THE outcome of Sri Lanka’s presidential election has many lessons for Pakistan, the most important being the people’s wisdom as seen in the power of the ballot box. It also shows in unmistakable terms that even a successful war against terrorism doesn’t have to be at the expense of democratic values, for that is where Mahinda Rajapaksa was vulnerable, and lost.

Seeking a third term as president, Mr Rajapaksa was voted out of office for the authoritarian policies he pursued to turn his regime virtually into an elected dictatorship. That the angry Tamil, Muslim and Christian minorities voted against him was only one of the factors in Maithripala Sirisena’s victory. The Muslims were alienated by the activities of Bodu Bala Sena, an extremist Buddhist organisation, besides the riots in which Muslim villages were burnt and thousands rendered homeless in southwestern parts of the country. The Tamils and Christians, too, felt insecure in an atmosphere where the freedom to protest was increasingly being restricted. However, the major factor in Mr Rajapaksa’s defeat was the division within the majority Sinhalese community.

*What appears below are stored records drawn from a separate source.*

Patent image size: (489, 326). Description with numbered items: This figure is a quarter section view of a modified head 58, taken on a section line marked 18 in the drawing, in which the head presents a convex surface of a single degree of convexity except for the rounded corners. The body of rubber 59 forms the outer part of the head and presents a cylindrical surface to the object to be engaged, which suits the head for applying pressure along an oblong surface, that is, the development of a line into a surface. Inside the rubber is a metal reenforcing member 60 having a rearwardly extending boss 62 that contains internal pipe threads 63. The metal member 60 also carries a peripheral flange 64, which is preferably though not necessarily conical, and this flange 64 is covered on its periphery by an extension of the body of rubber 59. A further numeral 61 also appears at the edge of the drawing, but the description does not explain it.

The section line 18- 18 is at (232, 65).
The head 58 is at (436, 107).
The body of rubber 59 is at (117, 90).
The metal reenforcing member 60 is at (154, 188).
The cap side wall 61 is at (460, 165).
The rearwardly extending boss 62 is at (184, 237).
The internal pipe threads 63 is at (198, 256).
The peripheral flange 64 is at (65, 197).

Mr Sirisena, the victor in Thursday’s election, is like Mr Rajapaksa, Sinhalese, and hit him hard where he was most vulnerable, especially his persecution of journalists and rights groups agitating against war crimes during and after the war on the Tamil Tigers. Mr Rajapaksa had called the election two years earlier, because he thought the opposition would not be able to field a common candidate. However, Mr Sirisena, once general secretary in Mr Rajapaksa’s Freedom Party, sprang a surprise by mobilising all dissent and launched a campaign that appealed to a wide variety of people. He accused Mr Rajapaksa not only of human rights violations, persecution of the media and war crimes but also of “plundering” the country and the natural wealth, and turning government into a family enterprise by placing his brothers and son in key positions. Mr Rajapaksa’s defeat emphasises the fact that a successful war on terrorism is no guarantee of a regime’s stability and continuity, and that voters go by a leader’s success or failure in addressing the people’s grievances. A denial of human rights or curtailment of freedoms in the name of a war on terrorism doesn’t necessarily win the people over. The election was held on Thursday, Mr Rajapaksa conceded defeat, and on Friday Mr Sirisena took the oath of office, signalling a smooth transition.